Description of DSP Processor
For each tap of the filter a data sample is multiplied by a filter coefficient with result added to a running sum for all of the taps .Hence the main component of the FIR filter is dot product: multiply and add .These options are not unique to the FIR filter algorithm; in fact multiplication is one of the most common operation performed in signal processing -convolution, IIR filtering and Fourier transform also involve heavy use of multiply -accumulate operation.
Originally, microprocessors implemented multiplication by a series of shift and add operation, each of which consumes one or more clock cycle .First a DSP processor requires a hardware which can multiply in one single cycle.
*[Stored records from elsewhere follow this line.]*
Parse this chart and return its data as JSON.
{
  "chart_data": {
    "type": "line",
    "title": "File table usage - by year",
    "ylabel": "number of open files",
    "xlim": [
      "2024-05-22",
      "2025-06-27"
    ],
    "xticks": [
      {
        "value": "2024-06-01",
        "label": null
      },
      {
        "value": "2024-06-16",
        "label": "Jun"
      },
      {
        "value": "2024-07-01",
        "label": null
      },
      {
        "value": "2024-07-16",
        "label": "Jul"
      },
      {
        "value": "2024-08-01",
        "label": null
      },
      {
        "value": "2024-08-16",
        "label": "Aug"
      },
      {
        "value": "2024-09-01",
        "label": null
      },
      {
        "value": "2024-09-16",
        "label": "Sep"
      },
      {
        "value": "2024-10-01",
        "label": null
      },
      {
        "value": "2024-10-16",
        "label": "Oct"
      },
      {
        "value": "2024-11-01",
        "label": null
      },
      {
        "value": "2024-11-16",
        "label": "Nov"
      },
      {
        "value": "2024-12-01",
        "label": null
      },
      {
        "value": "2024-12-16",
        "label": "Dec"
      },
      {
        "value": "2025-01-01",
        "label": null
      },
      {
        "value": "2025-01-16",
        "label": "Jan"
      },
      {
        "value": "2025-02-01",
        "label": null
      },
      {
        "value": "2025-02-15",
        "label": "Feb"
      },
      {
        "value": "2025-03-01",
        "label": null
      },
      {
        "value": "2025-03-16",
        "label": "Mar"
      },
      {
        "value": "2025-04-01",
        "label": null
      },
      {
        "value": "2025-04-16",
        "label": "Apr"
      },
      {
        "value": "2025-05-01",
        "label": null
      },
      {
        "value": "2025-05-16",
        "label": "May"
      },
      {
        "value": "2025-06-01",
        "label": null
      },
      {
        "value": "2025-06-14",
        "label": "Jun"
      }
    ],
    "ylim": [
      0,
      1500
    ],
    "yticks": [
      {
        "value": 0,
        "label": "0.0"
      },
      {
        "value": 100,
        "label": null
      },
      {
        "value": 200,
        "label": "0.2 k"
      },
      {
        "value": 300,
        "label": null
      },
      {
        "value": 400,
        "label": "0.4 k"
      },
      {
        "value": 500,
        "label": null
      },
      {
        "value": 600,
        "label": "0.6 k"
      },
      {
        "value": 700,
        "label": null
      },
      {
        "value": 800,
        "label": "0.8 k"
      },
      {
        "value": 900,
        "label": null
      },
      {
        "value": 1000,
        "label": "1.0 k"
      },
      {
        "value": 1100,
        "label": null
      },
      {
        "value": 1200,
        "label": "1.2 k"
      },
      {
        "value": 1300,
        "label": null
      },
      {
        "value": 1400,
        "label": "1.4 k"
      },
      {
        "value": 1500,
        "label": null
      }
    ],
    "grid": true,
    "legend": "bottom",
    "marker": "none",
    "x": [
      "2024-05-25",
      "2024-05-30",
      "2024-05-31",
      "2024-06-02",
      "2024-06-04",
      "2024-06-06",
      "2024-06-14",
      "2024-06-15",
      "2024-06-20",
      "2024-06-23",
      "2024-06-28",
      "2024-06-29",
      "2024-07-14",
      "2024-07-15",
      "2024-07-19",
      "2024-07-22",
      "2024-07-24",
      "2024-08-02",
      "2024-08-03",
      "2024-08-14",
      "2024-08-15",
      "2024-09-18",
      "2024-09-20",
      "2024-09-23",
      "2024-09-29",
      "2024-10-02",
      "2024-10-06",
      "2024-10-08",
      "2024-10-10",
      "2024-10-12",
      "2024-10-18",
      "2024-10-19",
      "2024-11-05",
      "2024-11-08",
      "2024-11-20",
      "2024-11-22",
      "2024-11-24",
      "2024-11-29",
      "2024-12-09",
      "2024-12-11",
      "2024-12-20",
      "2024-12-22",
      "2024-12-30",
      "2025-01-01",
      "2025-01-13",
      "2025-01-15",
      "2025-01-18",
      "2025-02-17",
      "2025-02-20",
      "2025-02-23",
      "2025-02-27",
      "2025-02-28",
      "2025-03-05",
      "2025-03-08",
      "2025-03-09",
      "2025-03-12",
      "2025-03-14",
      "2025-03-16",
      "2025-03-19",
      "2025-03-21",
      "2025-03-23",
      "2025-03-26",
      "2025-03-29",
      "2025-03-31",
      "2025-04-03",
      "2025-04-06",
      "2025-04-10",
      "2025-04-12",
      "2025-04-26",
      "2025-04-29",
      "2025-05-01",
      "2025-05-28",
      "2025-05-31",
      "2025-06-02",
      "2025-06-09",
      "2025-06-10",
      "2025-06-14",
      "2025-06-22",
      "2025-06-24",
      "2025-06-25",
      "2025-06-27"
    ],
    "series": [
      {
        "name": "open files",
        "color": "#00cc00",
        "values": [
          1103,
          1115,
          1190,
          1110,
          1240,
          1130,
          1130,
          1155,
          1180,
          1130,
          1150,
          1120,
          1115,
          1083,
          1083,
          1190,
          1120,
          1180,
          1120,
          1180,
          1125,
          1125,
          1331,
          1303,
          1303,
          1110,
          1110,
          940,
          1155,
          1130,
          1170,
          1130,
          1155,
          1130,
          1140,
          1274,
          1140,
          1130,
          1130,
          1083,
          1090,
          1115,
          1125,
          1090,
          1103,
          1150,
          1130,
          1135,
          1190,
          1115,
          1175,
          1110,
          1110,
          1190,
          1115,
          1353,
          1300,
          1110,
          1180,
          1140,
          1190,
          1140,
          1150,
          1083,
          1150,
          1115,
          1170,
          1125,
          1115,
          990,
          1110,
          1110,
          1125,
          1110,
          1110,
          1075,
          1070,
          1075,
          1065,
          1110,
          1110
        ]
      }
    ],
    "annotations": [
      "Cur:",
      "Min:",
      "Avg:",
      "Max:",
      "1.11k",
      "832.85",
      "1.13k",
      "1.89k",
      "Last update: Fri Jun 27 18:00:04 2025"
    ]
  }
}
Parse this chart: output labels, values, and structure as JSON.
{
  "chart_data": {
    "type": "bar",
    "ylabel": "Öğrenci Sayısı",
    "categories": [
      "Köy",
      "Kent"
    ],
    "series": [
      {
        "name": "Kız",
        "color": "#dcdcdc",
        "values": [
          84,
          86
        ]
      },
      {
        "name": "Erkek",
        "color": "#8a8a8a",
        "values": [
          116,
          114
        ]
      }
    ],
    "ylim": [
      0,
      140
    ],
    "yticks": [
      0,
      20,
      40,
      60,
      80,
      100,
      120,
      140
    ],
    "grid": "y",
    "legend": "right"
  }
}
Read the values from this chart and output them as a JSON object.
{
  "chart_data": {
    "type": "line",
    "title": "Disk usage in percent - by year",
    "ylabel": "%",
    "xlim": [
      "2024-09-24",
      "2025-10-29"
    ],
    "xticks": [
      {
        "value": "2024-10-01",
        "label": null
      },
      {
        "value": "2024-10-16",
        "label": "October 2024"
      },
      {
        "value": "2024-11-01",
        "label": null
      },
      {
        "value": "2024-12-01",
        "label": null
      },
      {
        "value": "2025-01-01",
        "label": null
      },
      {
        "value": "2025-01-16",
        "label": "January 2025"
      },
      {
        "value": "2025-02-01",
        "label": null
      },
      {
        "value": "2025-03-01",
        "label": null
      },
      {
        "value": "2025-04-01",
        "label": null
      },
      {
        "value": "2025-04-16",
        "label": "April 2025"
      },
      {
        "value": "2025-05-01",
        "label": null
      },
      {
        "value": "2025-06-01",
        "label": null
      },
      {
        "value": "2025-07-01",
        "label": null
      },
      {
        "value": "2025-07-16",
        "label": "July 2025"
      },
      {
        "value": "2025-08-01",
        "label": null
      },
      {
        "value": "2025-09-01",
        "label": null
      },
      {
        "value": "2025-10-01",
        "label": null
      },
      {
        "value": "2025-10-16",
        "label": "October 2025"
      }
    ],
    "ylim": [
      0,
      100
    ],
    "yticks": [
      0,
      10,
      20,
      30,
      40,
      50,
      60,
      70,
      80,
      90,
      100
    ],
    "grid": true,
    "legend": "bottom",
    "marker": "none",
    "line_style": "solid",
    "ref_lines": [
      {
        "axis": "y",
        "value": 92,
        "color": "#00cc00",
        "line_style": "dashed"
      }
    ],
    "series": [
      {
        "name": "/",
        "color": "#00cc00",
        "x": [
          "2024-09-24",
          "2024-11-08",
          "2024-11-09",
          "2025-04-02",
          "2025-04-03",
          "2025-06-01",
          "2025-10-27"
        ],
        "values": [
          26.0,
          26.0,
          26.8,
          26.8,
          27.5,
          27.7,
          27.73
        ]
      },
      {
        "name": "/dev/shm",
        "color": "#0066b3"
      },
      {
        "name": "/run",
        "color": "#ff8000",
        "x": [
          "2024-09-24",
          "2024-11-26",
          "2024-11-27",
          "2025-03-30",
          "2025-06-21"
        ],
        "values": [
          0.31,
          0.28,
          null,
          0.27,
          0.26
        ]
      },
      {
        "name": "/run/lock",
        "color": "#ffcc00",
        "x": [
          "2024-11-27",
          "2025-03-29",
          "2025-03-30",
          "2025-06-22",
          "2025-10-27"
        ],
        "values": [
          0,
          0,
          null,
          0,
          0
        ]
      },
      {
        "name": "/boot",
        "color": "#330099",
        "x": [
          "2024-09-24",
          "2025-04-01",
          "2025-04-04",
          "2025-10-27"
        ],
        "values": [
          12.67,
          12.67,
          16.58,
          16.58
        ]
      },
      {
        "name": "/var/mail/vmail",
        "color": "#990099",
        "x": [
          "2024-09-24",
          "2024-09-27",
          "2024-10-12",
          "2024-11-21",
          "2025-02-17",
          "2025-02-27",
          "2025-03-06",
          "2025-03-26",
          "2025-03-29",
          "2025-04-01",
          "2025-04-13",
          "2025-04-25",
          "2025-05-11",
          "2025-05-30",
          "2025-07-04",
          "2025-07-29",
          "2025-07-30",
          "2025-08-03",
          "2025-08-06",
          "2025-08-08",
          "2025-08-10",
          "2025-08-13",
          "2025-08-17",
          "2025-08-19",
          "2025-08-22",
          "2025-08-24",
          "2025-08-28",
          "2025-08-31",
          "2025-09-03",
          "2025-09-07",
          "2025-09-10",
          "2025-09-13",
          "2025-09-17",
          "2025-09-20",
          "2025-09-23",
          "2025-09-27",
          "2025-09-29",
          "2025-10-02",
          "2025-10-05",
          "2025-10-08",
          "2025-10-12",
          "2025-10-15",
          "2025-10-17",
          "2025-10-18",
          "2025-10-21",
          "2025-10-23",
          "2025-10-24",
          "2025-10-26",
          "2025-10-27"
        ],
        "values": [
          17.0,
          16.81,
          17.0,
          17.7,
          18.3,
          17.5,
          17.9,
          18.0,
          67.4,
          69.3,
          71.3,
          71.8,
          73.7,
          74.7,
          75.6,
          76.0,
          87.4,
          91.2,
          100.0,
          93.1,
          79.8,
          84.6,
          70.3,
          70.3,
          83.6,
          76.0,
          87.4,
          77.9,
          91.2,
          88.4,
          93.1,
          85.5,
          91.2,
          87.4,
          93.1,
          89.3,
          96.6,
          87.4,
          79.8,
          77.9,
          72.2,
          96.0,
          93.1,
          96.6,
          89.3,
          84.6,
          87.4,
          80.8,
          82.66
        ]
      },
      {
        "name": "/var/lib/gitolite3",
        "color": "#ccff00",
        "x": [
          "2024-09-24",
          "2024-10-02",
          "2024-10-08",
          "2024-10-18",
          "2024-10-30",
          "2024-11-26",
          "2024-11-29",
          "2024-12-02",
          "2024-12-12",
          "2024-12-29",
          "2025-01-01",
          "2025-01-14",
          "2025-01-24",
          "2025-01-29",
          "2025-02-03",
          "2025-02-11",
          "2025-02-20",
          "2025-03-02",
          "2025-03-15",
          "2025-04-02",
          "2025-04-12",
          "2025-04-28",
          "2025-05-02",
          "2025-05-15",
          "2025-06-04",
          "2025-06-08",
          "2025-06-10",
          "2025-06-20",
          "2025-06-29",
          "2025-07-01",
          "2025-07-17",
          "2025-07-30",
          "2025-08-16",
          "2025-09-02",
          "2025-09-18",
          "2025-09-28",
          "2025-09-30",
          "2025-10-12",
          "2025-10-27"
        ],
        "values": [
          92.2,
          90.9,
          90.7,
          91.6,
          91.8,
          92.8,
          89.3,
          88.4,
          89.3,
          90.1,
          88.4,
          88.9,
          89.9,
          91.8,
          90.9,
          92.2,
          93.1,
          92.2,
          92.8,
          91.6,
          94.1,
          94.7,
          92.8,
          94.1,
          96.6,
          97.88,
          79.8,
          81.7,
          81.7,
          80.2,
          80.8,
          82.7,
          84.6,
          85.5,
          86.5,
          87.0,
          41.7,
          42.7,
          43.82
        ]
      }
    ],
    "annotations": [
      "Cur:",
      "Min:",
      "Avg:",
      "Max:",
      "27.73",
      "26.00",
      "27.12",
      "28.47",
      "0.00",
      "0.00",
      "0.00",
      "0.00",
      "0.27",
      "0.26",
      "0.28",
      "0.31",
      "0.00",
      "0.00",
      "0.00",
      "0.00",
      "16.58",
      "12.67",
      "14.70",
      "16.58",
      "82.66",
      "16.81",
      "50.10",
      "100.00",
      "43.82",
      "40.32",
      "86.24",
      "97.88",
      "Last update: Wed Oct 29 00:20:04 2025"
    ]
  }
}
Most of the DSP algorithm require a multiply and accumulate unit (MAC).In comparison to other type of computing tasks, DSP application typically have very high computational requirements since they often must execute DSP algorithms in real time on lengthy segments ,therefore parallel operation of several independent execution units is a must -for example in addition to MAC unit an ALU and shifter is also required .
Executing a MAC in every clock cycle requires more than just single cycle MAC unit. It also requires the ability to fetch the MAC instruction, a data sample, and a filter coefficient from a memory in a single cycle.